Generators
30 Nov 2014I initially thought of implementing generators using either
cl-cont
or
Paul Graham’s continuation-passing macros,
but I no longer think this strategy is necessary or appropriate. Using
continuations to implement generators is unnecessary because
generators do not need to store the entire call chain. Using
continuations is inappropriate because both implementations transform
code into continuation-passing style, which can cause problems with
implementations that don’t properly optimize away tail calls.1
Before describing a different implementation of Python generators, I’ll attempt to describe the main problems we need to solve:
- Generators need to store the values of local variables when
yield
causes them to suspend. - Generators must be able to resume execution at an arbitrary point in the code body. This requirement includes jumping into loops and if branches
- Generators need to store intermediate calculation values when
yield
is used as a sub-expression - Generators must support the two coroutine methods,
throw
andsend
. - Generators must allow yielding from
with
andtry
statements. Generators must ensure proper release of resources when garbage collected.
1. Local variables
The first problem is similar to the upward funarg problem in implementing closures. In fact, since Python’s local variables are statically scoped2, we can “lift” these variables out of the generator scope and simply let Lisp handle the “local” variables for us. For example, say we wanted to implement the following Python generator:
def fib_gen():
fib = 1
prev = 0
n = 0
while True:
fib, prev = fib + prev, fib
n += 1
yield (fib, n)
# Yes, we're skipping the zero-th Fibonacci number
We could implement a similar concept in Lisp using let over lambda as follows:
(defun fib-gen ()
(let ((fib 1) (prev 0) (n 0))
(lambda ()
(psetq fib (+ fib prev)
prev fib)
(incf n)
(values fib n))))
Instead of a generator with a next()
method, our lisp code returns a
closure, but its behavior is otherwise identical.
2. Resuming execution
Since we’re only implementing generators for our Python DSL, we only
need to worry about a few control-flow statements. With
the exception of try
/finally
and the with
statement, all the
statements (if
, for
, while
, break
) can be compiled into a
tagbody
and go
forms (yes, I’m going there…). We can therefore
wrap the generator body in a tagbody
and expand the control-flow
statements into appropriate tags and go
calls. By appropriately
tagging yield
statements, we can simply go
to the right place in
the generator body when we need to resume.

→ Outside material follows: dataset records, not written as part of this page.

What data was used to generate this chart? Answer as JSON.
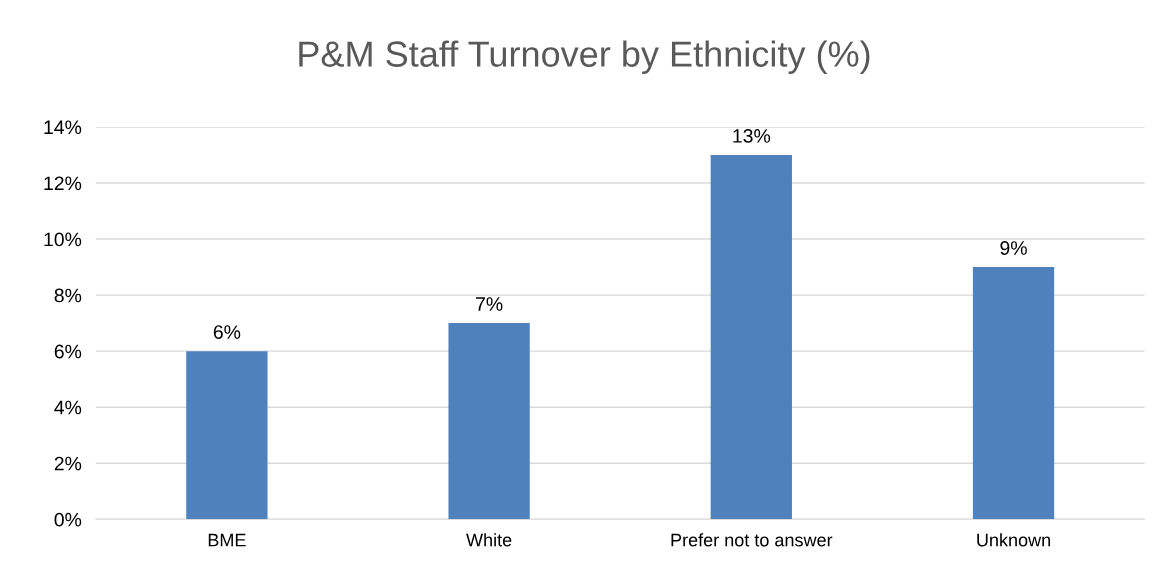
{
  "chart_data": {
    "type": "bar",
    "title": "P&M Staff Turnover by Ethnicity (%)",
    "categories": [
      "BME",
      "White",
      "Prefer not to answer",
      "Unknown"
    ],
    "values": [
      6,
      7,
      13,
      9
    ],
    "color": "#4f81bd",
    "value_labels": [
      "6%",
      "7%",
      "13%",
      "9%"
    ],
    "ylim": [
      0,
      14
    ],
    "yticks": [
      {
        "value": 0,
        "label": "0%"
      },
      {
        "value": 2,
        "label": "2%"
      },
      {
        "value": 4,
        "label": "4%"
      },
      {
        "value": 6,
        "label": "6%"
      },
      {
        "value": 8,
        "label": "8%"
      },
      {
        "value": 10,
        "label": "10%"
      },
      {
        "value": 12,
        "label": "12%"
      },
      {
        "value": 14,
        "label": "14%"
      }
    ],
    "grid": "y"
  }
}
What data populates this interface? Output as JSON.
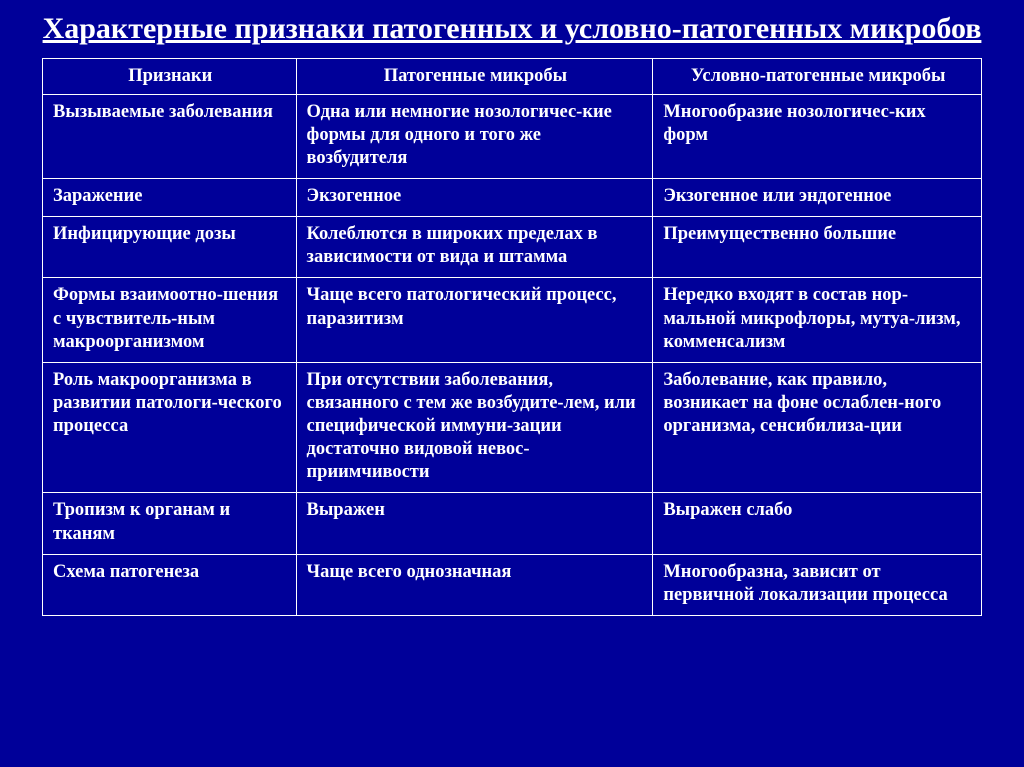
{
  "title": "Характерные признаки патогенных и условно-патогенных микробов",
  "table": {
    "columns": [
      "Признаки",
      "Патогенные микробы",
      "Условно-патогенные микробы"
    ],
    "rows": [
      [
        "Вызываемые заболевания",
        "Одна или немногие нозологичес-кие формы для одного и того же возбудителя",
        "Многообразие нозологичес-ких форм"
      ],
      [
        "Заражение",
        "Экзогенное",
        "Экзогенное или эндогенное"
      ],
      [
        "Инфицирующие дозы",
        "Колеблются в широких пределах в зависимости от вида и штамма",
        "Преимущественно большие"
      ],
      [
        "Формы взаимоотно-шения с чувствитель-ным макроорганизмом",
        "Чаще всего патологический процесс, паразитизм",
        "Нередко входят в состав нор-мальной микрофлоры, мутуа-лизм, комменсализм"
      ],
      [
        "Роль макроорганизма в развитии патологи-ческого процесса",
        "При отсутствии заболевания, связанного с тем же возбудите-лем, или специфической иммуни-зации достаточно видовой невос-приимчивости",
        "Заболевание, как правило, возникает на фоне ослаблен-ного организма, сенсибилиза-ции"
      ],
      [
        "Тропизм к  органам и тканям",
        "Выражен",
        "Выражен слабо"
      ],
      [
        "Схема патогенеза",
        "Чаще всего однозначная",
        "Многообразна, зависит от первичной локализации процесса"
      ]
    ]
  },
  "style": {
    "background_color": "#000099",
    "text_color": "#ffffff",
    "border_color": "#ffffff",
    "title_fontsize": 30,
    "cell_fontsize": 18.5,
    "font_family": "Times New Roman",
    "column_widths_pct": [
      27,
      38,
      35
    ]
  }
}
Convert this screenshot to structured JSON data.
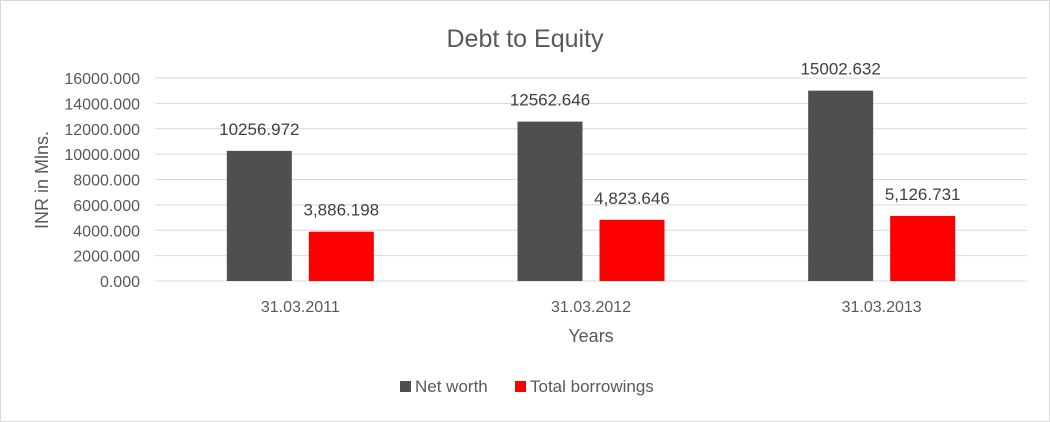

Let’s translate another Python generator into a Lisp closure:
def xrange(end):
i = 0
while i < end:
yield i
i += 1
In Lisp, this could be:
(defun xrange (end)
(let ((i 0) (status 'not-started))
(lambda ()
(block gen
(tagbody
(case status
('not-started nil)
('started (go yield-restart))
('ended (go while-end)))
(setq status 'started)
while-start
(unless (< i end) (go while-end))
(return-from gen i)
yield-restart
(incf i)
(go while-start)
while-end
(setq status 'ended)
(error "generator ended"))))))
Though the tagbody results in ugly, difficult to read code, it gives
us the requisite flexibility to jump nearly anywhere in the generator
body. By extending status
and the case statement as necessary, we
can support multiple yield
expressions in the body of a generator.
3. Intermediate calculations
tagbody
doesn’t quite let us jump anywhere in the body of a
generator. For example, we can’t pause the evaluation of arguments to
a function before calling the function. E.g., in f(expr(),
(yield))
, the generator must store the value of expr()
before
suspending, and must use the value to call f
when it resumes.
The technique to deal with this case is to convert the intermediate calculations into explicit (gensym-ed) variables, inserting the label between the hidden assignment and the function call.3 Let’s see an example:
def update_items(owner):
for item in get_items_from_db(owner):
update(item.get_name(),
(yield item), # Allow caller to modify item
now())
In Lisp this generator could be
(defun update-items (owner)
(let (item temp-1 temp-2 (status 'not-started))
(lambda (val)
(block gen
(tagbody
(case status
('not-started nil)
('started (go yield-restart))
('ended (go end)))
(setq status 'started)
(setq temp-1 (get-items-from-db owner))
for-begin
(handler-case
(setq item (funcall temp-1)) ; item = next(temp_1)
(error () (go for-end)))
(setq temp-2 (get-name item))
(return-from gen item)
yield-restart
(update temp-2 val (now)) ; val has the value sent in
(go for-begin)
for-end
(setq status 'ended)
end
(error "Generator finished"))))))
4. Throw and send
Our last example implemented a send
method. A full generator
implementation could use a message passing mechanism to signal the
closure whether the call was a next
, send
, or throw
and pass in
the value or exception, if any.
5. Release of resources
Edit: The original version of this post glossed over the
try
,finally
, andwith
implementations. I will expand this section over the next couple of days to address this non-trivial point.
Unlike for
and while
, try...finally
(and its sibling, with
),
cannot be emptied out into an enclosing tagbody
, since in Lisp they
ultimately need to be wrapped in an unwind-protect
.
The Python documentation specifies that the __del__
method of the
generator calls its close
method, ensuring that any finally
clauses and with
blocks get resolved properly. Implementing the
close
method as a wrapper around throw
is straightforward; the
difficulty lies in ensuring the __del__
method gets called. This
difficulty extends beyond just generators to any object that defines
custom finalization code and will be addressed separately.
Implementation
I am still working on the translation tool to make all these changes automatically. One key problem is expanding a single form (with the AST for a loop) into multiple forms right in the tagbody. I’ll post the code and a discussion of some of these issues when they’re resolved.
Footnotes
-
I think most implementations support this optimization. See this post by Marc Simpson for more details. Nonetheless, it seems dangerous to depend on such a feature for proper support. ↩
-
By static I mean that local variables are determined at compile time rather than run time, and result in the use of the
LOAD_FAST
opcode. ↩ -
Lambda: The Ultimate Imperative, by Steele and Sussman, has a good discussion of evaluation order (see the endnote “evalorder”). Technically, we only need to temporarily store expressions that don’t evaluate trivially, though in this case not all variables evaluate trivially (e.g., module-level variables can change values between yielding and resuming). ↩